It’s election time again in America: over the next year or so, millions of Americans will get to stay at home, secure in the knowledge that since only a handful of states actually get a meaningful vote and that getting more of said votes than the other guy doesn’t always mean you win the election, they’re not damaging the democratic process by doing so. However, if they were to vote, they’d need to decide who for, so let’s have a look at the options. 2decide.com have helpfully published a table of what the different candidates believe about different issues. (I’m largely assuming this table to be accurate. You may like to check it before deciding who you want to be your President, but I’ve not found an error myself.) This is useful because it includes many issues so thoroughly black-and-white that you would actually have to be fucking stupid to get them wrong — thus identifying the fucking stupid candidates. For example, one issue on the list is “torture“. Does the candidate support or oppose torture? Most oppose it, but the following support it: Giuliani, Hunter, Romney (our own Specifically Mormon Crackpot of the Year) and Tancredo (with Cox and “Fred” silent on the issue). The same four candidates, and nobody else, also support wiretapping. Or take a constitutional amendment to ban same-sex marriages. That’s such a ludicrous idea that only the fucking stupid candidates could support it. This idea is backed by Cox, Hunter, Romney, Tancredo (who has since withdrawn to support Romney) and Huckabee. (To be fair though, they might not be stupid; they might just be total bastards.)

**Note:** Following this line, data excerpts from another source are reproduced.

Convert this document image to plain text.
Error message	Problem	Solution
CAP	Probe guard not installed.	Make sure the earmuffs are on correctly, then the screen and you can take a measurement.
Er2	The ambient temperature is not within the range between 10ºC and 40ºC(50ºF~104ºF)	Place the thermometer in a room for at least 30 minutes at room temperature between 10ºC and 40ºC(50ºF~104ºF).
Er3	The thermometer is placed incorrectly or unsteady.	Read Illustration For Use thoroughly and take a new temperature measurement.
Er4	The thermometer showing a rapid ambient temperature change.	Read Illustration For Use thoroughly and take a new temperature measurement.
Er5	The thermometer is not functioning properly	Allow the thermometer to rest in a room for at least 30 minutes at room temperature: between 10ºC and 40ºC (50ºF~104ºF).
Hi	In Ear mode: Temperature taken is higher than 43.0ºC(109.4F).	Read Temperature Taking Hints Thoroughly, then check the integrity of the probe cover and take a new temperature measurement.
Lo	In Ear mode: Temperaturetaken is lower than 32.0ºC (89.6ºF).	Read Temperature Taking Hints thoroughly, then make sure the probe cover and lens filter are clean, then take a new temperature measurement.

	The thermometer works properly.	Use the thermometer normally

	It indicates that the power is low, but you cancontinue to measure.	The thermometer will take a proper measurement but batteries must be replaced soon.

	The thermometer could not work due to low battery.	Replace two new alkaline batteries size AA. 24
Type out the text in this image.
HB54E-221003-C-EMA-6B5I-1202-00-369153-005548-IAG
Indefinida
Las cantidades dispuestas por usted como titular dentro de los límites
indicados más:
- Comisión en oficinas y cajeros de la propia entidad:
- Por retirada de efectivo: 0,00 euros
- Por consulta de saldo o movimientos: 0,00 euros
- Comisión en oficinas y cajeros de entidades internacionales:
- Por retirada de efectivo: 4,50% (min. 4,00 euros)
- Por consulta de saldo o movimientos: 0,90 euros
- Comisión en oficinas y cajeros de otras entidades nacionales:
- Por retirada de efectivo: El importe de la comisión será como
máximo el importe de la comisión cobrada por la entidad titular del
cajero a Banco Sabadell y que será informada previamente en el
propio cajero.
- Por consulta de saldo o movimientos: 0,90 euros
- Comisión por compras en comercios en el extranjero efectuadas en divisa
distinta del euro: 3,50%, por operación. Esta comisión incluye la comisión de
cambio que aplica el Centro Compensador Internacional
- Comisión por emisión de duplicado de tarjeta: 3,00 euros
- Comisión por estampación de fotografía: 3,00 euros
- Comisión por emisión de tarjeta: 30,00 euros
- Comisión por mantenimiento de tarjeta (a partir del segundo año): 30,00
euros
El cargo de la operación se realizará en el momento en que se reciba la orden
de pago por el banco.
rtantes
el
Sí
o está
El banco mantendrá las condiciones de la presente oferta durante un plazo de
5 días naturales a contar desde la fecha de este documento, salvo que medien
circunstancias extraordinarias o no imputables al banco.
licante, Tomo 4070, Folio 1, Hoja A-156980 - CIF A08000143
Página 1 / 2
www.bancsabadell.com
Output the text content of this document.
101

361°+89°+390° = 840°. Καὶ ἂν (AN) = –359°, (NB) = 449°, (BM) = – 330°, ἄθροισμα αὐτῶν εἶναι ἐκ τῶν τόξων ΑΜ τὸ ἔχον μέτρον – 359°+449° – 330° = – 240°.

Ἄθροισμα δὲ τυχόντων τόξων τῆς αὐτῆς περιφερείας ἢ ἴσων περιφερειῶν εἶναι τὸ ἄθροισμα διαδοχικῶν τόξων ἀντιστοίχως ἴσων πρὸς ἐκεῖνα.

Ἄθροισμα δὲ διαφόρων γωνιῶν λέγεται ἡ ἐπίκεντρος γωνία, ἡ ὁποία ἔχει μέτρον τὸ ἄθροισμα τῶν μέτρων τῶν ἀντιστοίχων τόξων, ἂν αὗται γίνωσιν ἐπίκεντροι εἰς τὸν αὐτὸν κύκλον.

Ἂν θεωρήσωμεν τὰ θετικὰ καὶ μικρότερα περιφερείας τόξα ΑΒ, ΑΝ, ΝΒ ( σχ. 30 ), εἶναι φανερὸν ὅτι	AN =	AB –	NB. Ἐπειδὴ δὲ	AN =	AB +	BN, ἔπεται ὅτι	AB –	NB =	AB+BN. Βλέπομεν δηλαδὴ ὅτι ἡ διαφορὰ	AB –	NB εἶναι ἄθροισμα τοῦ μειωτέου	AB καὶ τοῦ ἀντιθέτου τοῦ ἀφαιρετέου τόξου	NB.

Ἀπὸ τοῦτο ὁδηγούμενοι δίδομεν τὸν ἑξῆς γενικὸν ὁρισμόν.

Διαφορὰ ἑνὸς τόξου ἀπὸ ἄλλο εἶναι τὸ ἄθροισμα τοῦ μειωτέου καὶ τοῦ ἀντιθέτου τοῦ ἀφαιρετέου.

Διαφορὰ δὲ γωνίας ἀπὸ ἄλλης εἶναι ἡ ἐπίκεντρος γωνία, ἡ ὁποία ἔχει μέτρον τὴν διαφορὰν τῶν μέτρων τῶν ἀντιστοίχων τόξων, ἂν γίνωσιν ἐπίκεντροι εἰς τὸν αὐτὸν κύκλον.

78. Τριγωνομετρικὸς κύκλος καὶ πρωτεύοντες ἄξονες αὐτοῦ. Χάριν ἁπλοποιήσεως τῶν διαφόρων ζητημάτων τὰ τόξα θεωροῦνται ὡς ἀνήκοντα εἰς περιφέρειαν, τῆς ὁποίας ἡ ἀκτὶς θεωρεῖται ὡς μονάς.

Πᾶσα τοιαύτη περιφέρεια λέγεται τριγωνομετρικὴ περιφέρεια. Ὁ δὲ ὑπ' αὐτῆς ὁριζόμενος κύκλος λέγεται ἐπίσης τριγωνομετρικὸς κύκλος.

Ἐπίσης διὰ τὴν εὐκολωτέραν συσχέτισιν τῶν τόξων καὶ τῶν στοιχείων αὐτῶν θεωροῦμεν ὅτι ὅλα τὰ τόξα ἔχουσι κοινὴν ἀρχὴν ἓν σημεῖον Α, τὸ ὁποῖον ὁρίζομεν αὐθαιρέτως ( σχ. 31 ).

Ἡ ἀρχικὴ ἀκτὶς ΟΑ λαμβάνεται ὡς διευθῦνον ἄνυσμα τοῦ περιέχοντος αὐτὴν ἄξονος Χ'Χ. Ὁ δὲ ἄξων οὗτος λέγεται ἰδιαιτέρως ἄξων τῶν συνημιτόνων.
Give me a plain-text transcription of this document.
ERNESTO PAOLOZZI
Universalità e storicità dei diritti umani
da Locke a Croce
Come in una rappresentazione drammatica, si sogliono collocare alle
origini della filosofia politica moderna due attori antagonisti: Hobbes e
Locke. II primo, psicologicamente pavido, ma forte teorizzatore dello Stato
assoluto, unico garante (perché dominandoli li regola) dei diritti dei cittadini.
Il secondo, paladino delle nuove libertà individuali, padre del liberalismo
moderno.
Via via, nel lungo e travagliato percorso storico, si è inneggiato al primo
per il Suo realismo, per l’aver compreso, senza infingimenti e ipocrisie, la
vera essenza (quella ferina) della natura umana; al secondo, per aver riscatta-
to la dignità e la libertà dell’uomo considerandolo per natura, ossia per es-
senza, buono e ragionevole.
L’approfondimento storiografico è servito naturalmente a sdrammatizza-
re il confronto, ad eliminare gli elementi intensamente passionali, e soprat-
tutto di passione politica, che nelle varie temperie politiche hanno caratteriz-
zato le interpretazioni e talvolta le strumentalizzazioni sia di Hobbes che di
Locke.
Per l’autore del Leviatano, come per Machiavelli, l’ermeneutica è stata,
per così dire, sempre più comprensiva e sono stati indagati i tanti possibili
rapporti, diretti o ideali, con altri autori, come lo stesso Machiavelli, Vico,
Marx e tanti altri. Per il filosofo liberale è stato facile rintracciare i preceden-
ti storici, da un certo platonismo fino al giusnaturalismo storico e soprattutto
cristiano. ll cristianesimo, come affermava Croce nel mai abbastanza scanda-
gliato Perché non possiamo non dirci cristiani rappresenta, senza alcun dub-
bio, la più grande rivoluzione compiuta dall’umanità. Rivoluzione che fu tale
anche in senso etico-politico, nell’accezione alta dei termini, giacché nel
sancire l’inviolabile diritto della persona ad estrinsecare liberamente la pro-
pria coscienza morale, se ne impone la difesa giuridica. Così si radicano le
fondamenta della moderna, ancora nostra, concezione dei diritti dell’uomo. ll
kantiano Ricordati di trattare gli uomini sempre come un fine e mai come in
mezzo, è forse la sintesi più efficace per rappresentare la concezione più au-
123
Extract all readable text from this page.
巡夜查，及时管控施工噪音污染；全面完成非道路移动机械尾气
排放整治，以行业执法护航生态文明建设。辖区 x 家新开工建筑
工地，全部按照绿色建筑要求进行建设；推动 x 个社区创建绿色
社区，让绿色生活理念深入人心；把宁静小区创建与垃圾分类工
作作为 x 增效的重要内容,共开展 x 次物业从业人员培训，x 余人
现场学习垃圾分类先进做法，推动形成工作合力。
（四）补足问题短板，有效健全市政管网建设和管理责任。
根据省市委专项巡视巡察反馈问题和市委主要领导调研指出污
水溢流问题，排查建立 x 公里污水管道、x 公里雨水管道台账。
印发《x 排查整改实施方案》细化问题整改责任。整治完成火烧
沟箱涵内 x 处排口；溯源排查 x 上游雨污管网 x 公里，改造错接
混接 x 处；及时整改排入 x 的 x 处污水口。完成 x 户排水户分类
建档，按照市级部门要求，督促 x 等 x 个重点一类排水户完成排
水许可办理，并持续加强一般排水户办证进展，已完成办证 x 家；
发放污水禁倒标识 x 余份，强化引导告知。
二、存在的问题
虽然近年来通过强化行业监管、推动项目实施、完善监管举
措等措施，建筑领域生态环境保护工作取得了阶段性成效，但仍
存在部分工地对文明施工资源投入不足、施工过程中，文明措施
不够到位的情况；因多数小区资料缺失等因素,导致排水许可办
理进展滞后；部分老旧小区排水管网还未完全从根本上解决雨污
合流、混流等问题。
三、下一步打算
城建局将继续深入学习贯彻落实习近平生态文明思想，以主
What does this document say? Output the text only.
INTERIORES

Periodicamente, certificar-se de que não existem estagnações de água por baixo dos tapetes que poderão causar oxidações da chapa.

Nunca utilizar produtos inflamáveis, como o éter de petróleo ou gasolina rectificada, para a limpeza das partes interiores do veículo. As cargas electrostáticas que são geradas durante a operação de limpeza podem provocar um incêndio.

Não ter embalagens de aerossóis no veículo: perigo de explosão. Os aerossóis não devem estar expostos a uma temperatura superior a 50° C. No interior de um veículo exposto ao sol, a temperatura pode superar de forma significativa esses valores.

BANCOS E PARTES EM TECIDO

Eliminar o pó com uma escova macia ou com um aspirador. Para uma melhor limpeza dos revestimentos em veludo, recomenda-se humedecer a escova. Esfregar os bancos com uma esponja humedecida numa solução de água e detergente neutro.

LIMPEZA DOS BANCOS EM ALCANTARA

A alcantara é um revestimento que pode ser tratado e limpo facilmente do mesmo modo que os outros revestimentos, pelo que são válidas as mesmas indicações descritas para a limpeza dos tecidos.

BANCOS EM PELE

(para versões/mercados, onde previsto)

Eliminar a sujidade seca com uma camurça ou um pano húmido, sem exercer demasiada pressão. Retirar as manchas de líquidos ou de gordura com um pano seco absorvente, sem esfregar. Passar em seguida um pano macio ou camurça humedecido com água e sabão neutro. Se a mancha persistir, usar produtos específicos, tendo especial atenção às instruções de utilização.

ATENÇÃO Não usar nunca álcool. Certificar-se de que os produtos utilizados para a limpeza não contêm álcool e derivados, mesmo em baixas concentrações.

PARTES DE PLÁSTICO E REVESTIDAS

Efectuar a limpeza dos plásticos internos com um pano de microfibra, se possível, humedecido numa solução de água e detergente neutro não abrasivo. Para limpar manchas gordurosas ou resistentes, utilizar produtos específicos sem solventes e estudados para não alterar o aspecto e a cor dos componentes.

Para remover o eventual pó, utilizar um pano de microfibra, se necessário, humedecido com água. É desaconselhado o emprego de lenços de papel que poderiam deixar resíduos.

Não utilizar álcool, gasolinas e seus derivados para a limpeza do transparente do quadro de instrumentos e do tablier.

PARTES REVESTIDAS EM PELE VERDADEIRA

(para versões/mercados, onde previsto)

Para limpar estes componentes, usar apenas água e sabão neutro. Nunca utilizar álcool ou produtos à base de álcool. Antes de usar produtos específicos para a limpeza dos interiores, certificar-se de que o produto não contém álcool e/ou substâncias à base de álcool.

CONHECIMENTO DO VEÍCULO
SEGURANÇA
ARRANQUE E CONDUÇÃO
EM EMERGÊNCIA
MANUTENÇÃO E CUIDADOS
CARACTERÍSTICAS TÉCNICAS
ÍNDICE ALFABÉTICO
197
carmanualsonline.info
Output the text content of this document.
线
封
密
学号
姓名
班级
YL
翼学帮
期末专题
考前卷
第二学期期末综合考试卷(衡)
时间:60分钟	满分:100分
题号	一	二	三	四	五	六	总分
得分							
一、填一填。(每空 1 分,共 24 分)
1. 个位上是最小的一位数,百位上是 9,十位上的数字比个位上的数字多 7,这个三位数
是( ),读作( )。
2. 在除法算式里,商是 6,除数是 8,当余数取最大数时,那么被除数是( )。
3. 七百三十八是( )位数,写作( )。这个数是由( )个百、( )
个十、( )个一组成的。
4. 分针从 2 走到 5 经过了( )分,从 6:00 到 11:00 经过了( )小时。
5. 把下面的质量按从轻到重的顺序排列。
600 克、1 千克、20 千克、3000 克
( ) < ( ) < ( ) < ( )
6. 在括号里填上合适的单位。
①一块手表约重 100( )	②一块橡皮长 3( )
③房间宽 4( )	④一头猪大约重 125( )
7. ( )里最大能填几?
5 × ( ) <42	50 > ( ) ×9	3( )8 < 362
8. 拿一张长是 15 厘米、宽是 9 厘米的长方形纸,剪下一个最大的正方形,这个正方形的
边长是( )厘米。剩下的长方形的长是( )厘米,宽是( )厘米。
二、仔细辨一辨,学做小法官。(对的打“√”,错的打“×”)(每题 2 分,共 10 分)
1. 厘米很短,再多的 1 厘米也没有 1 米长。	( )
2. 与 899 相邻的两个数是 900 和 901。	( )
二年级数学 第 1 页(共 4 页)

Mike Huckabee, as an aside, is completely mad. I wouldn’t like to base such an accusation on a table of information that I’ve not checked, so here is the equivalent list of issues, alongside his position on them, straight from his own website. You’ll notice that not only does he support a constitutional ban on same-sex marriage for no stated reason, he also says “My faith is my life - it defines me. My faith doesn’t influence my decisions, it drives them,” (I think we’ve found that elusive reason). That’s not exactly gripping tightly to the separation of church and state, is it? One person who has apparently failed to find Huckabee’s website is New York Times columnist, blonde-haired religious zealot and fictional creation of Philip Pullman, Mrs. (Ann) Coulter, who says in her latest column that “all [she wants] for Christmas is for Christians to listen to what Mike Huckabee says, rather than what the media say about him,” although the column came out on December 26th, so Santa was unlikely to help. My Christmas wish also involves Mick Huckabee, although mine also involves running shoes, a hungry velociraptor, and fifteen seconds’ head start. Coluter’s column is very poorly written — it reads like a MySpace blog. For some reason this qualifies her to write books with names like “If Democrats Had Any Brains, They’d Be Republicans”. This is a very childish way of looking at complex issues, but it’s one worth keeping in mind as we’ll come back to it later.

Coulter is annoyed at Huckabee for supporting the Supreme Court’s decision that anti-sodomy laws are unconstitutional. The case was one where police stormed into a house after receiving a (made up) report of a “weapons disturbance” inside, found two men having sex in the bedroom, and arrested them for sodomy. The ruling was that the Fourteenth Amendment says that people’s privacy may not be invaded without due process and most bans on certain consensual sex acts did exactly that. (The Declaration of Independence says “that [all men] are endowed by their Creator with certain unalienable Rights, that among these are Life, Liberty and the pursuit of Happiness.” Setting aside the dodgy religious implications, it’s hard to imagine how banning a sizeable fraction of the population from having sex can be justified without repealing that document and thereby submitting to British rule.) We’re going to see a lot of the Fourteenth Amendment today.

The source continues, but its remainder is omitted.